INSERT INTO chartconnect.note_messageType                                                                                        (                                                                                                communityID,                                                                                                noteID,                                                                                                messageTypeID                                                                                        )                                                                                        SELECT                                                                                                24,                                                                                                4636563,                                                                                                messageType.messageTypeID                                                                                        FROM                                                                                                chartconnect.messageType                                                                                        WHERE                                                                                          messageType.name = 'Rad Comment';

I was able to reproduce this crash with the query cache disabled. 

There was a check table running at the time however.

Interestingly, reducing table_cache to 64 prevents the INSERT INTO ... SELECT+CHECK TABLE crash, however only if the query cache is disabled.

I also forgot to mention in my previous post that these crashes always happen in the same function, irregardless of the initiator.

Please, send your my.cnf content and describe exact steps to reproduce this crash each and every time.

I am not able to provide you with an exact method to reproduce this crash.
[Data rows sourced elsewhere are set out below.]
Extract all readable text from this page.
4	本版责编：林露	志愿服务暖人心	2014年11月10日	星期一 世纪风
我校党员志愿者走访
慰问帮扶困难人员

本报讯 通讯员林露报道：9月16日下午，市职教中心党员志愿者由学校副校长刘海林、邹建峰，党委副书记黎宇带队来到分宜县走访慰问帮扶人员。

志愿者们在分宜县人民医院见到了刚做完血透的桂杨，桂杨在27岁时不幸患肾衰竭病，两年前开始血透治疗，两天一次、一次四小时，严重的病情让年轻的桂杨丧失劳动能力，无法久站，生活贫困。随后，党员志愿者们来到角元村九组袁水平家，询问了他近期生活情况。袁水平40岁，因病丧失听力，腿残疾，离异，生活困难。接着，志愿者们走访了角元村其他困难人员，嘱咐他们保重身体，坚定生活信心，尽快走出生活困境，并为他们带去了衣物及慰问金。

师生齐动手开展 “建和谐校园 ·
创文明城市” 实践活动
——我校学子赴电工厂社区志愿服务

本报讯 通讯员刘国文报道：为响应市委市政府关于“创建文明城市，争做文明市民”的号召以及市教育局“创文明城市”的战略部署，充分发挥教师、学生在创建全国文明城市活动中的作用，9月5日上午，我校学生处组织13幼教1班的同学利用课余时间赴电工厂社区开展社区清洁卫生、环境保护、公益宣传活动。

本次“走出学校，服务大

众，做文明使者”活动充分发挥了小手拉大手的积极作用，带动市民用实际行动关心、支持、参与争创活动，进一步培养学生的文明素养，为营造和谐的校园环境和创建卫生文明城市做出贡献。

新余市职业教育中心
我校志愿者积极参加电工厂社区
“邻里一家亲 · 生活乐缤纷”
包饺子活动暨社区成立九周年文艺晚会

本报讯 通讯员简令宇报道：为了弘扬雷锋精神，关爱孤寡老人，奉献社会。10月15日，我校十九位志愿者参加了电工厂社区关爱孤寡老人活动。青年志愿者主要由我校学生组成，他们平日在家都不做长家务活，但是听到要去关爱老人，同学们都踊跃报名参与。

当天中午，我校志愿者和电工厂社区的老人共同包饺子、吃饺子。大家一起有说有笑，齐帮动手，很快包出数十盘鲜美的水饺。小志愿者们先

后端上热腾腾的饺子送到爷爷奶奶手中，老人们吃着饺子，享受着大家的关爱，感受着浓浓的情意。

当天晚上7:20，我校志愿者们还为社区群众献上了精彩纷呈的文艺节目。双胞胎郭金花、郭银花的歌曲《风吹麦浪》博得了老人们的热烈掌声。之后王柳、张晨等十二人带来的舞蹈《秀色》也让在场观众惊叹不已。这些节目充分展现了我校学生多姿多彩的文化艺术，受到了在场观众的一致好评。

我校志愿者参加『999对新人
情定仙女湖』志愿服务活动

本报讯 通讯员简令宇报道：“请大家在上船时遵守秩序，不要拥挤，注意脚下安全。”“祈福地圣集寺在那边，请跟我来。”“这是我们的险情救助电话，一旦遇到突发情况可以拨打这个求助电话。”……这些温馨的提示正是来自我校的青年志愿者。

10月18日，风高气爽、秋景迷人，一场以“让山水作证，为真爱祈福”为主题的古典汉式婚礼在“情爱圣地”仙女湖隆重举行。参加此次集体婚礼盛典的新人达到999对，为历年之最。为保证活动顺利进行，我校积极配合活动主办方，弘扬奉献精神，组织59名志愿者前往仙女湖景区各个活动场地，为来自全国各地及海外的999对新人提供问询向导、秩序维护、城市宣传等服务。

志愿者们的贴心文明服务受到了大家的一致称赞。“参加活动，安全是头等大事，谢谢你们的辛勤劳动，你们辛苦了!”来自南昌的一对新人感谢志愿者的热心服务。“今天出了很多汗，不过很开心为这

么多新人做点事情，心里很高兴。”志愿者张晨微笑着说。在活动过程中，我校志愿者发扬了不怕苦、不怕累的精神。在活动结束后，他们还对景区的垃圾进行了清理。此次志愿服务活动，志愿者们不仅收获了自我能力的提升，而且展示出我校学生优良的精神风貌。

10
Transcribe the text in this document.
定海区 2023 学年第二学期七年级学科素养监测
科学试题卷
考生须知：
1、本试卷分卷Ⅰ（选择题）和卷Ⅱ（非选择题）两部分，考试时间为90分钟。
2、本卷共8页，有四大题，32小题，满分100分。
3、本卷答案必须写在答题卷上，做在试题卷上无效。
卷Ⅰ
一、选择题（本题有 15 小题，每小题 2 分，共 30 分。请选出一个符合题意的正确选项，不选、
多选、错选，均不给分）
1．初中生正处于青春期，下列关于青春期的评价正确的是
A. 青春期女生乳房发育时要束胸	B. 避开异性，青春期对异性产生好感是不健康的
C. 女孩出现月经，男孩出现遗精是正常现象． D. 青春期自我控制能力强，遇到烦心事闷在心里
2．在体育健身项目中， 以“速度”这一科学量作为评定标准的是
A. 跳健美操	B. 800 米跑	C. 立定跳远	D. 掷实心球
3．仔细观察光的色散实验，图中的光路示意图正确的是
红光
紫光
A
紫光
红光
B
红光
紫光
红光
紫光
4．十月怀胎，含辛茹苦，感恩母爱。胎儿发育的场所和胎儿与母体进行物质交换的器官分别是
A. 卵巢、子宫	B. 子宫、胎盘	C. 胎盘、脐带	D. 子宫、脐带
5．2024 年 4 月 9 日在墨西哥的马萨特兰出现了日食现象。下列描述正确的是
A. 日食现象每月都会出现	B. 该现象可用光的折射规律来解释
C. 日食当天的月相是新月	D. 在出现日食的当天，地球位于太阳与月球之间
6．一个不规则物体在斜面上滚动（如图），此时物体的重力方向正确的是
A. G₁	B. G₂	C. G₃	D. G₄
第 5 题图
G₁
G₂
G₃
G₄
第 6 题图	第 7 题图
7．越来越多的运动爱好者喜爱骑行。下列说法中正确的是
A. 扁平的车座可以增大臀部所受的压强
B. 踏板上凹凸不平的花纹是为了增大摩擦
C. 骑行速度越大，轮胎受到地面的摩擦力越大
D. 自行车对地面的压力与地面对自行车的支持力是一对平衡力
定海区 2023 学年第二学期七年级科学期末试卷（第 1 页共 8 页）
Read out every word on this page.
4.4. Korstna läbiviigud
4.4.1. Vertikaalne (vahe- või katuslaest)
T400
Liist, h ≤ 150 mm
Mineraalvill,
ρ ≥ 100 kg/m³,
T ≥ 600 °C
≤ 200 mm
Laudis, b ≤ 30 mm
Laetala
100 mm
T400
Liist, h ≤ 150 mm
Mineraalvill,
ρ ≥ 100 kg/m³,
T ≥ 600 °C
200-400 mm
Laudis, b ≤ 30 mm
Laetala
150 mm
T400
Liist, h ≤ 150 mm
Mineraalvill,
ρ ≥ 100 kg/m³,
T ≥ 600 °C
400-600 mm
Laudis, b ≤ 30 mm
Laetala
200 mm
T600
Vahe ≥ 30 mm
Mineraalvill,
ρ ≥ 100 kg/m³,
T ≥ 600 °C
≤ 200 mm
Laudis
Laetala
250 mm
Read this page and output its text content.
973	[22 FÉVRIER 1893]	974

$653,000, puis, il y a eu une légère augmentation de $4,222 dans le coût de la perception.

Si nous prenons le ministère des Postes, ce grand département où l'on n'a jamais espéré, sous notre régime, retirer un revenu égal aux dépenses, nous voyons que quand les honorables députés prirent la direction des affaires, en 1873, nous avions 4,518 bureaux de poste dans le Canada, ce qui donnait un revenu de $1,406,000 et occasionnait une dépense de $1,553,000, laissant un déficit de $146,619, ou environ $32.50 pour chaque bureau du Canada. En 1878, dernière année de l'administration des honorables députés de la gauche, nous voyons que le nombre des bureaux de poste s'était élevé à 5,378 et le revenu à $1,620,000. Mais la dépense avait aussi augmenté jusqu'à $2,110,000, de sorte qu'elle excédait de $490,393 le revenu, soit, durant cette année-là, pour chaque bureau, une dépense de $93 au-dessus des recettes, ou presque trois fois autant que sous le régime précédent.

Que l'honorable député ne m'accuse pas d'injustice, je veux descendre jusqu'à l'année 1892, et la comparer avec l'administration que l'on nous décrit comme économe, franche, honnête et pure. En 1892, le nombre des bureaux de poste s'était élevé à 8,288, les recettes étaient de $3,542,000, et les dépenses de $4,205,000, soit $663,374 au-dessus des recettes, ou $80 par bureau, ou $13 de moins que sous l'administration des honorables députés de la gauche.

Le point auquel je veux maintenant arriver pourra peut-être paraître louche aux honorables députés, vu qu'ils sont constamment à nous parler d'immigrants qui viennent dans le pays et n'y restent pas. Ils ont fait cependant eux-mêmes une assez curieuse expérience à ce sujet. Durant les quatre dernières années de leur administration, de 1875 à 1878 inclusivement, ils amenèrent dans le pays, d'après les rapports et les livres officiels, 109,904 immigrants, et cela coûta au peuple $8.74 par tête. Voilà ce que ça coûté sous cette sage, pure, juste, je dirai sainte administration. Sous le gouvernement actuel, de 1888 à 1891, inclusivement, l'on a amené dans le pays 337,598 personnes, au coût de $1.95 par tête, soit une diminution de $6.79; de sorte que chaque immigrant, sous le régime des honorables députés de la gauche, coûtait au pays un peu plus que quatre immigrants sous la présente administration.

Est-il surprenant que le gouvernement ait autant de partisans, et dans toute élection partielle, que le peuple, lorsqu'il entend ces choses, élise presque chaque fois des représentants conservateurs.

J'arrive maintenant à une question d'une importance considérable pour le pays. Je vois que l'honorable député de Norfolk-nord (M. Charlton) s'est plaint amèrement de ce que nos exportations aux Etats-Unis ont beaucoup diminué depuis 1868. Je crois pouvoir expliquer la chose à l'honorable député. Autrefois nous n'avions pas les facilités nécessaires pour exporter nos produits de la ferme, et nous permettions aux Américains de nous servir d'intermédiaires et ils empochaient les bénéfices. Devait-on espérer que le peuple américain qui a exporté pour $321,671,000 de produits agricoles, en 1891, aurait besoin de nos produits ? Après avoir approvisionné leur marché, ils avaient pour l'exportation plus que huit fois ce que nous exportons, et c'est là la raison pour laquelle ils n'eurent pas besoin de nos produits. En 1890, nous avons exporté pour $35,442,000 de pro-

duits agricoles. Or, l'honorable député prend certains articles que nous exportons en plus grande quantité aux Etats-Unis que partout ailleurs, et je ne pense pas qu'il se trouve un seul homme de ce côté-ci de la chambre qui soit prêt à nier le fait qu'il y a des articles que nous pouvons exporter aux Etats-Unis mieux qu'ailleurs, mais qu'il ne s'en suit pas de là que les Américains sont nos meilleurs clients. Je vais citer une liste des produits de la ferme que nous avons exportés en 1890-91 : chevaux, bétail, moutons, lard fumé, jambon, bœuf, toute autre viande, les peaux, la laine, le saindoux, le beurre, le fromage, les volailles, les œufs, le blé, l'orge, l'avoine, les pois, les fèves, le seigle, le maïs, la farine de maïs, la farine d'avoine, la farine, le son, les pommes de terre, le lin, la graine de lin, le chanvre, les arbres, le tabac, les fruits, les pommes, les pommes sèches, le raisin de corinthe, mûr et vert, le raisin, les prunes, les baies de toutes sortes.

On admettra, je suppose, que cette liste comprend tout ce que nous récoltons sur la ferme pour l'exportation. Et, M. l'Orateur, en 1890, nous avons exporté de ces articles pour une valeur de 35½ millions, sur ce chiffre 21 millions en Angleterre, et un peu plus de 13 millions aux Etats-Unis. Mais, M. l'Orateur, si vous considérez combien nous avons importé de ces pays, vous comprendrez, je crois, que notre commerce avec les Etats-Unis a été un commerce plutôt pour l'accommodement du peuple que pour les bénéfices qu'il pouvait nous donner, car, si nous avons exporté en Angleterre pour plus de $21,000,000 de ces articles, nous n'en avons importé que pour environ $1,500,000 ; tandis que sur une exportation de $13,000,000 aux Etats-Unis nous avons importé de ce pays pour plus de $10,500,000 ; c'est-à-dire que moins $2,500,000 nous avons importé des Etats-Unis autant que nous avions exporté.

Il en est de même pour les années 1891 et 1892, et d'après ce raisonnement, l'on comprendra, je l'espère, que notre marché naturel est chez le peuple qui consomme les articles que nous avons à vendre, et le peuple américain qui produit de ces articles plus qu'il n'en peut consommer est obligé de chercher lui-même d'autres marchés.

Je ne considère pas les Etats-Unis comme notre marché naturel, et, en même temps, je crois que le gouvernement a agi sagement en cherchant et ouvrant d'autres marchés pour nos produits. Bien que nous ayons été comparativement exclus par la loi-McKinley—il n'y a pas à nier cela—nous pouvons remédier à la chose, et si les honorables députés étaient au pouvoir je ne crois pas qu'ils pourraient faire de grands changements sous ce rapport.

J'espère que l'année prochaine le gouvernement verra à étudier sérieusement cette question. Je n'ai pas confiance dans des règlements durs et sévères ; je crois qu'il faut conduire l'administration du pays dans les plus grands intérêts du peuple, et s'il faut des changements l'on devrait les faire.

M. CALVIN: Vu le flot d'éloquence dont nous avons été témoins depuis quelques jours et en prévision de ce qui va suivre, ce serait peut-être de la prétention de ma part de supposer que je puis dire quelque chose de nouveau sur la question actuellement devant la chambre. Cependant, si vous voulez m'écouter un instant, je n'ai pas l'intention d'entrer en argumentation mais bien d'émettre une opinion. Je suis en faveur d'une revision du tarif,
I have tried constructing tables similar to ours without sensitive information, but am unable to reproduce the error.

We have upgraded to 5.0.30 and no longer are having issues however.

Please, send resolved stack trace in case of any similar crash in 5.0.30 (or 5.0.27).

No feedback was provided for this bug for over a month, so it is
being suspended automatically. If you are able to provide the
information that was originally requested, please do so and change
the status of the bug back to "Open".